>>507537447people don't really understand the kinda shit that two successive generations fighting megadeath industrialized wars generates. whole branches of families wiped out, men permanently traumatized and they never talked about it, and then the cold war meant a third one was expected to be fought in the next one or two generations. ptsd wasn't a recognized thing back then either (it's an over-recognized thing now, but that's neither here nor there). and remember, the generation that fought ww2 pretty much grew up during the great depression. we're talking brutal shit.
my grandfather (ww2) and great grandfathers (ww1) were vets. most 'old people' when i grew up were. they were a lot nicer to their grand kids than to their sons. i remember i was staying at a friends place and his granddad (vet) was visiting. sat at the other end of the sofa to my friend's father most of the day and they didn't say a word to each other the whole time. i wouldn't call that an uncommon scene.

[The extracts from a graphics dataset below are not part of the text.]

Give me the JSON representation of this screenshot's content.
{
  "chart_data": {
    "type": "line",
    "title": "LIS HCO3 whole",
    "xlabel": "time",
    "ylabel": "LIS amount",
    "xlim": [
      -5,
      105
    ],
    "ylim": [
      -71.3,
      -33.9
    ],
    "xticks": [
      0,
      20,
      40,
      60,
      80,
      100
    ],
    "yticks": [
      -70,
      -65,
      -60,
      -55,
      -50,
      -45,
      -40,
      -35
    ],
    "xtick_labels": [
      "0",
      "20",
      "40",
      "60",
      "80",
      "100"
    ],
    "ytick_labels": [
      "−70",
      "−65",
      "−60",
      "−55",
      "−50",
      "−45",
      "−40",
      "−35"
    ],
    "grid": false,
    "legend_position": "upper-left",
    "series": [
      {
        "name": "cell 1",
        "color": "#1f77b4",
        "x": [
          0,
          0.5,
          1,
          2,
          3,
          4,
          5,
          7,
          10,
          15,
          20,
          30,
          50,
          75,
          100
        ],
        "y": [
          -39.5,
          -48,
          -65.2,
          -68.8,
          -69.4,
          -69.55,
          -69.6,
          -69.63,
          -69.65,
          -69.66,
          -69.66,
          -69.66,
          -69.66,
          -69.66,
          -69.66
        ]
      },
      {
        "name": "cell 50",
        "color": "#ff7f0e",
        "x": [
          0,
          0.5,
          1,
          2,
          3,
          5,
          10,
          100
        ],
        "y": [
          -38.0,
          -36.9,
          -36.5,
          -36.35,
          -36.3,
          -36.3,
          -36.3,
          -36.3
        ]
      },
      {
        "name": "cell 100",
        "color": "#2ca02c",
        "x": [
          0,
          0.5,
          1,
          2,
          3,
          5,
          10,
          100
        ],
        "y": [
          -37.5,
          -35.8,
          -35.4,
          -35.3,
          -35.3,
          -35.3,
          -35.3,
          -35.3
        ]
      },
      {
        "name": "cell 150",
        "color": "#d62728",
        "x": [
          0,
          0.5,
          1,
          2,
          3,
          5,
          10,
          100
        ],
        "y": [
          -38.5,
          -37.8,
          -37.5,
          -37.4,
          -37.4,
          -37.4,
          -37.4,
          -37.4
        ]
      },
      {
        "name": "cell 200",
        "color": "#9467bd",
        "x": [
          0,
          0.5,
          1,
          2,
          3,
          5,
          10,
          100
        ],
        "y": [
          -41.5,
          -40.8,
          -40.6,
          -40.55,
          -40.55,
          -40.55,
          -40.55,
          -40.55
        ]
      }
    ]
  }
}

boomers didn't have it exactly the way that /pol/ likes to think they did. it was prosperous compared to the great depression, but they were not sympathetically raised, the west started de-industrializing in the mid-60s and every western government treated them as a calculation for the expected ww3 and didn't pretend about it either. problem with talking to boomers now (as opposed to 30 years ago when they were middle aged) is that a lot of their recollections are clouded by end of life nostalgia. and i know this because i am gen-x and i've been talking to these people my whole life.
the 90s are looked back on fondly by a lot of people because it was basically breathing room. pic explains it quite succintly.